# Snow Bear Plow, Replacement Relay Questions



## Rwolf15241 (Jan 2, 2013)

Snow Bear Plow, Replacement Relay Questions

Well I have my 3rd control box for my Snow Bear Plow, The POS doesn't work every time I hit the switch. I'm looking to upgrade the relay to a Warn 63070 or the complete kit 63990. I have looked at a few other posts. Suggestions??
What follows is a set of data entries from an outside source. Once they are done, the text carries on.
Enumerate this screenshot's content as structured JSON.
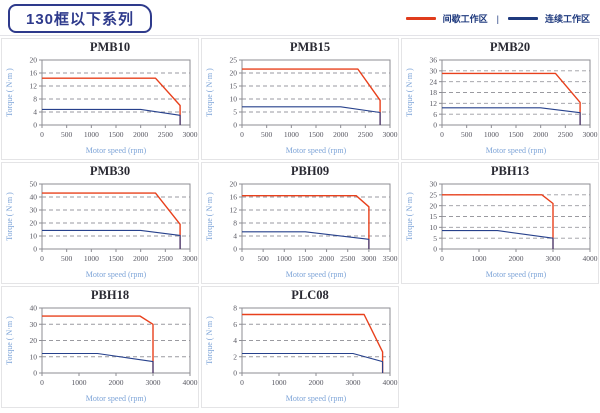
{
  "header": {
    "title": "130框以下系列",
    "legend_separator": "|",
    "legend": [
      {
        "label": "间歇工作区",
        "color": "#e03c1c"
      },
      {
        "label": "连续工作区",
        "color": "#1f3a7e"
      }
    ]
  },
  "colors": {
    "red_line": "#e8401c",
    "blue_line": "#27418c",
    "plot_border": "#8d8d93",
    "gridline": "#9a9aa0",
    "axis_label": "#7da4d8",
    "tick_label": "#55555f",
    "accent_navy": "#2e3a8c"
  },
  "chart_data": [
    {
      "type": "line",
      "title": "PMB10",
      "xlabel": "Motor speed (rpm)",
      "ylabel": "Torque ( N·m )",
      "xlim": [
        0,
        3000
      ],
      "ylim": [
        0,
        20
      ],
      "xticks": [
        0,
        500,
        1000,
        1500,
        2000,
        2500,
        3000
      ],
      "yticks": [
        0,
        4,
        8,
        12,
        16,
        20
      ],
      "grid": "dashed-horizontal",
      "legend_position": "none",
      "series": [
        {
          "name": "间歇工作区",
          "zone": "intermittent",
          "points": [
            [
              0,
              14.4
            ],
            [
              2300,
              14.4
            ],
            [
              2800,
              6
            ],
            [
              2800,
              0
            ]
          ]
        },
        {
          "name": "连续工作区",
          "zone": "continuous",
          "points": [
            [
              0,
              4.8
            ],
            [
              2000,
              4.8
            ],
            [
              2800,
              3
            ],
            [
              2800,
              0
            ]
          ]
        }
      ]
    },
    {
      "type": "line",
      "title": "PMB15",
      "xlabel": "Motor speed (rpm)",
      "ylabel": "Torque ( N·m )",
      "xlim": [
        0,
        3000
      ],
      "ylim": [
        0,
        25
      ],
      "xticks": [
        0,
        500,
        1000,
        1500,
        2000,
        2500,
        3000
      ],
      "yticks": [
        0,
        5,
        10,
        15,
        20,
        25
      ],
      "grid": "dashed-horizontal",
      "legend_position": "none",
      "series": [
        {
          "name": "间歇工作区",
          "zone": "intermittent",
          "points": [
            [
              0,
              21.5
            ],
            [
              2350,
              21.5
            ],
            [
              2800,
              9.5
            ],
            [
              2800,
              0
            ]
          ]
        },
        {
          "name": "连续工作区",
          "zone": "continuous",
          "points": [
            [
              0,
              7
            ],
            [
              2000,
              7
            ],
            [
              2800,
              4.8
            ],
            [
              2800,
              0
            ]
          ]
        }
      ]
    },
    {
      "type": "line",
      "title": "PMB20",
      "xlabel": "Motor speed (rpm)",
      "ylabel": "Torque ( N·m )",
      "xlim": [
        0,
        3000
      ],
      "ylim": [
        0,
        36
      ],
      "xticks": [
        0,
        500,
        1000,
        1500,
        2000,
        2500,
        3000
      ],
      "yticks": [
        0,
        6,
        12,
        18,
        24,
        30,
        36
      ],
      "grid": "dashed-horizontal",
      "legend_position": "none",
      "series": [
        {
          "name": "间歇工作区",
          "zone": "intermittent",
          "points": [
            [
              0,
              28.6
            ],
            [
              2300,
              28.6
            ],
            [
              2800,
              12.5
            ],
            [
              2800,
              0
            ]
          ]
        },
        {
          "name": "连续工作区",
          "zone": "continuous",
          "points": [
            [
              0,
              9.5
            ],
            [
              2000,
              9.5
            ],
            [
              2800,
              6.8
            ],
            [
              2800,
              0
            ]
          ]
        }
      ]
    },
    {
      "type": "line",
      "title": "PMB30",
      "xlabel": "Motor speed (rpm)",
      "ylabel": "Torque ( N·m )",
      "xlim": [
        0,
        3000
      ],
      "ylim": [
        0,
        50
      ],
      "xticks": [
        0,
        500,
        1000,
        1500,
        2000,
        2500,
        3000
      ],
      "yticks": [
        0,
        10,
        20,
        30,
        40,
        50
      ],
      "grid": "dashed-horizontal",
      "legend_position": "none",
      "series": [
        {
          "name": "间歇工作区",
          "zone": "intermittent",
          "points": [
            [
              0,
              43
            ],
            [
              2300,
              43
            ],
            [
              2800,
              19
            ],
            [
              2800,
              0
            ]
          ]
        },
        {
          "name": "连续工作区",
          "zone": "continuous",
          "points": [
            [
              0,
              14.3
            ],
            [
              2000,
              14.3
            ],
            [
              2800,
              10.5
            ],
            [
              2800,
              0
            ]
          ]
        }
      ]
    },
    {
      "type": "line",
      "title": "PBH09",
      "xlabel": "Motor speed (rpm)",
      "ylabel": "Torque ( N·m )",
      "xlim": [
        0,
        3500
      ],
      "ylim": [
        0,
        20
      ],
      "xticks": [
        0,
        500,
        1000,
        1500,
        2000,
        2500,
        3000,
        3500
      ],
      "yticks": [
        0,
        4,
        8,
        12,
        16,
        20
      ],
      "grid": "dashed-horizontal",
      "legend_position": "none",
      "series": [
        {
          "name": "间歇工作区",
          "zone": "intermittent",
          "points": [
            [
              0,
              16.4
            ],
            [
              2700,
              16.4
            ],
            [
              3000,
              13
            ],
            [
              3000,
              0
            ]
          ]
        },
        {
          "name": "连续工作区",
          "zone": "continuous",
          "points": [
            [
              0,
              5.3
            ],
            [
              1500,
              5.3
            ],
            [
              3000,
              3
            ],
            [
              3000,
              0
            ]
          ]
        }
      ]
    },
    {
      "type": "line",
      "title": "PBH13",
      "xlabel": "Motor speed (rpm)",
      "ylabel": "Torque ( N·m )",
      "xlim": [
        0,
        4000
      ],
      "ylim": [
        0,
        30
      ],
      "xticks": [
        0,
        1000,
        2000,
        3000,
        4000
      ],
      "yticks": [
        0,
        5,
        10,
        15,
        20,
        25,
        30
      ],
      "grid": "dashed-horizontal",
      "legend_position": "none",
      "series": [
        {
          "name": "间歇工作区",
          "zone": "intermittent",
          "points": [
            [
              0,
              25
            ],
            [
              2700,
              25
            ],
            [
              3000,
              21
            ],
            [
              3000,
              0
            ]
          ]
        },
        {
          "name": "连续工作区",
          "zone": "continuous",
          "points": [
            [
              0,
              8.5
            ],
            [
              1500,
              8.5
            ],
            [
              3000,
              5
            ],
            [
              3000,
              0
            ]
          ]
        }
      ]
    },
    {
      "type": "line",
      "title": "PBH18",
      "xlabel": "Motor speed (rpm)",
      "ylabel": "Torque ( N·m )",
      "xlim": [
        0,
        4000
      ],
      "ylim": [
        0,
        40
      ],
      "xticks": [
        0,
        1000,
        2000,
        3000,
        4000
      ],
      "yticks": [
        0,
        10,
        20,
        30,
        40
      ],
      "grid": "dashed-horizontal",
      "legend_position": "none",
      "series": [
        {
          "name": "间歇工作区",
          "zone": "intermittent",
          "points": [
            [
              0,
              35
            ],
            [
              2650,
              35
            ],
            [
              3000,
              30
            ],
            [
              3000,
              0
            ]
          ]
        },
        {
          "name": "连续工作区",
          "zone": "continuous",
          "points": [
            [
              0,
              12
            ],
            [
              1500,
              12
            ],
            [
              3000,
              7
            ],
            [
              3000,
              0
            ]
          ]
        }
      ]
    },
    {
      "type": "line",
      "title": "PLC08",
      "xlabel": "Motor speed (rpm)",
      "ylabel": "Torque ( N·m )",
      "xlim": [
        0,
        4000
      ],
      "ylim": [
        0,
        8
      ],
      "xticks": [
        0,
        1000,
        2000,
        3000,
        4000
      ],
      "yticks": [
        0,
        2,
        4,
        6,
        8
      ],
      "grid": "dashed-horizontal",
      "legend_position": "none",
      "series": [
        {
          "name": "间歇工作区",
          "zone": "intermittent",
          "points": [
            [
              0,
              7.2
            ],
            [
              3300,
              7.2
            ],
            [
              3800,
              2.6
            ],
            [
              3800,
              0
            ]
          ]
        },
        {
          "name": "连续工作区",
          "zone": "continuous",
          "points": [
            [
              0,
              2.4
            ],
            [
              3000,
              2.4
            ],
            [
              3800,
              1.4
            ],
            [
              3800,
              0
            ]
          ]
        }
      ]
    }
  ]
}
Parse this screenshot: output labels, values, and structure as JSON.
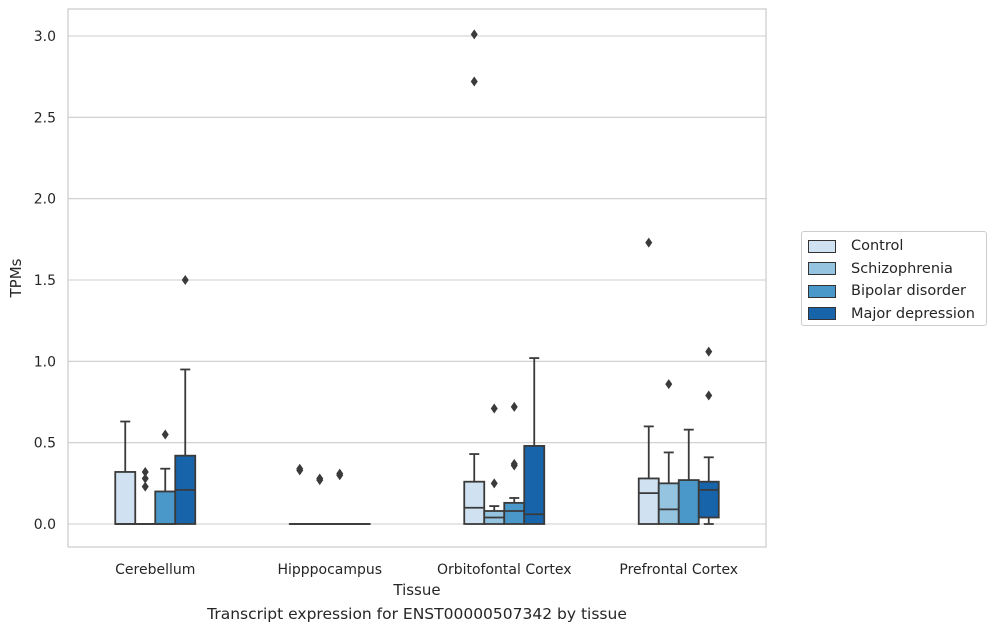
{
  "caption": "Transcript expression for ENST00000507342 by tissue",
  "chart_data": {
    "type": "box",
    "xlabel": "Tissue",
    "ylabel": "TPMs",
    "ylim": [
      -0.15,
      3.17
    ],
    "yticks": [
      "0.0",
      "0.5",
      "1.0",
      "1.5",
      "2.0",
      "2.5",
      "3.0"
    ],
    "grid": true,
    "legend_position": "right",
    "categories": [
      "Cerebellum",
      "Hipppocampus",
      "Orbitofontal Cortex",
      "Prefrontal Cortex"
    ],
    "series": [
      {
        "name": "Control",
        "color": "#d0e1f2",
        "boxes": [
          {
            "q1": 0.0,
            "median": 0.0,
            "q3": 0.32,
            "whislo": 0.0,
            "whishi": 0.63,
            "fliers": []
          },
          {
            "q1": 0.0,
            "median": 0.0,
            "q3": 0.0,
            "whislo": 0.0,
            "whishi": 0.0,
            "fliers": [
              0.33,
              0.34
            ]
          },
          {
            "q1": 0.0,
            "median": 0.1,
            "q3": 0.26,
            "whislo": 0.0,
            "whishi": 0.43,
            "fliers": [
              2.72,
              3.01
            ]
          },
          {
            "q1": 0.0,
            "median": 0.19,
            "q3": 0.28,
            "whislo": 0.0,
            "whishi": 0.6,
            "fliers": [
              1.73
            ]
          }
        ]
      },
      {
        "name": "Schizophrenia",
        "color": "#94c4df",
        "boxes": [
          {
            "q1": 0.0,
            "median": 0.0,
            "q3": 0.0,
            "whislo": 0.0,
            "whishi": 0.0,
            "fliers": [
              0.23,
              0.28,
              0.32
            ]
          },
          {
            "q1": 0.0,
            "median": 0.0,
            "q3": 0.0,
            "whislo": 0.0,
            "whishi": 0.0,
            "fliers": [
              0.27,
              0.28
            ]
          },
          {
            "q1": 0.0,
            "median": 0.04,
            "q3": 0.08,
            "whislo": 0.0,
            "whishi": 0.11,
            "fliers": [
              0.25,
              0.71
            ]
          },
          {
            "q1": 0.0,
            "median": 0.09,
            "q3": 0.25,
            "whislo": 0.0,
            "whishi": 0.44,
            "fliers": [
              0.86
            ]
          }
        ]
      },
      {
        "name": "Bipolar disorder",
        "color": "#4a98c9",
        "boxes": [
          {
            "q1": 0.0,
            "median": 0.0,
            "q3": 0.2,
            "whislo": 0.0,
            "whishi": 0.34,
            "fliers": [
              0.55
            ]
          },
          {
            "q1": 0.0,
            "median": 0.0,
            "q3": 0.0,
            "whislo": 0.0,
            "whishi": 0.0,
            "fliers": [
              0.3,
              0.31
            ]
          },
          {
            "q1": 0.0,
            "median": 0.08,
            "q3": 0.13,
            "whislo": 0.0,
            "whishi": 0.16,
            "fliers": [
              0.36,
              0.37,
              0.72
            ]
          },
          {
            "q1": 0.0,
            "median": 0.0,
            "q3": 0.27,
            "whislo": 0.0,
            "whishi": 0.58,
            "fliers": []
          }
        ]
      },
      {
        "name": "Major depression",
        "color": "#1764ab",
        "boxes": [
          {
            "q1": 0.0,
            "median": 0.21,
            "q3": 0.42,
            "whislo": 0.0,
            "whishi": 0.95,
            "fliers": [
              1.5
            ]
          },
          {
            "q1": 0.0,
            "median": 0.0,
            "q3": 0.0,
            "whislo": 0.0,
            "whishi": 0.0,
            "fliers": []
          },
          {
            "q1": 0.0,
            "median": 0.06,
            "q3": 0.48,
            "whislo": 0.0,
            "whishi": 1.02,
            "fliers": []
          },
          {
            "q1": 0.04,
            "median": 0.21,
            "q3": 0.26,
            "whislo": 0.0,
            "whishi": 0.41,
            "fliers": [
              0.79,
              1.06
            ]
          }
        ]
      }
    ]
  }
}
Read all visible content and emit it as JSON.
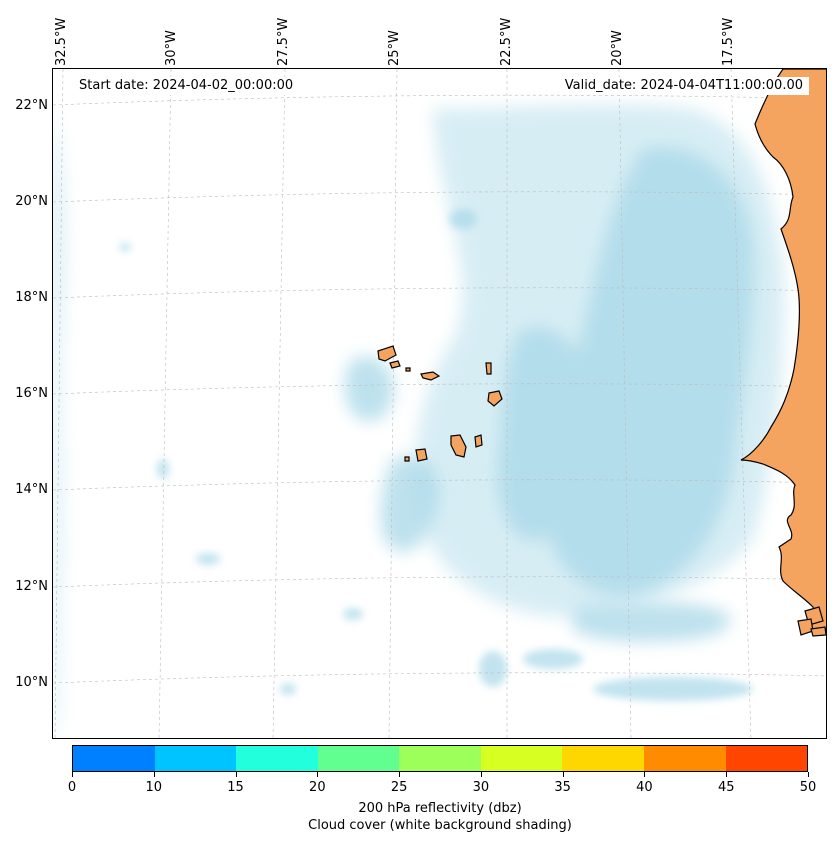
{
  "annotations": {
    "start_date": "Start date: 2024-04-02_00:00:00",
    "valid_date": "Valid_date: 2024-04-04T11:00:00.00"
  },
  "longitude_labels": [
    "32.5°W",
    "30°W",
    "27.5°W",
    "25°W",
    "22.5°W",
    "20°W",
    "17.5°W"
  ],
  "latitude_labels": [
    "22°N",
    "20°N",
    "18°N",
    "16°N",
    "14°N",
    "12°N",
    "10°N"
  ],
  "colorbar": {
    "ticks": [
      "0",
      "10",
      "15",
      "20",
      "25",
      "30",
      "35",
      "40",
      "45",
      "50"
    ],
    "colors": [
      "#0080ff",
      "#00c4ff",
      "#22ffdd",
      "#60ff90",
      "#9cff5a",
      "#d8ff22",
      "#ffd700",
      "#ff8c00",
      "#ff4500"
    ],
    "label_line1": "200 hPa reflectivity (dbz)",
    "label_line2": "Cloud cover (white background shading)"
  },
  "colors": {
    "land": "#f5a460",
    "cloud": "#a8d8e8",
    "ocean": "#ffffff",
    "gridline": "#bbbbbb"
  }
}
Anyone have feedback on this ???


----------



## Rwolf15241 (Jan 2, 2013)

I used a Warn Controller replacement Kit, including relay wires and switch everything works great.


----------



## jasonv (Nov 2, 2012)

The second of your pictures is awesome. It looks like a stacked pile of snirt behind the plowcar. Had to doubletake on that one, WTF? Couldn't possibly have stacked snow like that with a 'zuki????


----------



## Rwolf15241 (Jan 2, 2013)

yes I can!!

There is Ford 9 in diffs front & rear and a 1995 GT40 302 EFI Engine


----------



## TyCar1 (Jan 18, 2013)

Rwolf15241,
You look like you are quite capable with doing things, why not put heavy duty relays in the control box? I have the same problem with my plow, (SnowBear 82") but now that SnowBear has changed owners, I am just going to replace the relays in the box, it comes apart really easy and the relays are cheap. Really cheap in the control box that is sold or replaced by SnowBear, so cheap that when I removed one of them the solder connection for the ground on was nearly non-existent and looks like the iron was not hot enough when it was put together, I cleaned it and re-soldered it and it worked fine, however the relays are still a cheap version. If you go to the local NAPA or any other parts store, you should be able to find a heavy duty set of relays and replace both of them and then have no further issue. I have not yet replaced because I continue to tap the relays in the control box (mine is open so you can see the relays) and then the relay works again, (troubleshoot yours that way.) I should have a new set this weekend and then I will update the results.


----------



## Rwolf15241 (Jan 2, 2013)

*Warn Relay*

I used the Warn Relay & Switch, left the Snowbear wires to the plow. Worked great the first time, then the 35Amp circuit breaker stopped working. Had a spear from Snowbear works great. I also bought 40 amps for future replacement. The next step is a Meyers plow. I'm sure the winch will go next. I can use the wiring for the Calmini Winch Bumper


----------



## Rwolf15241 (Jan 2, 2013)

Used 40 Amp Breaker, still cuts out, will move up to a 50 AMP


----------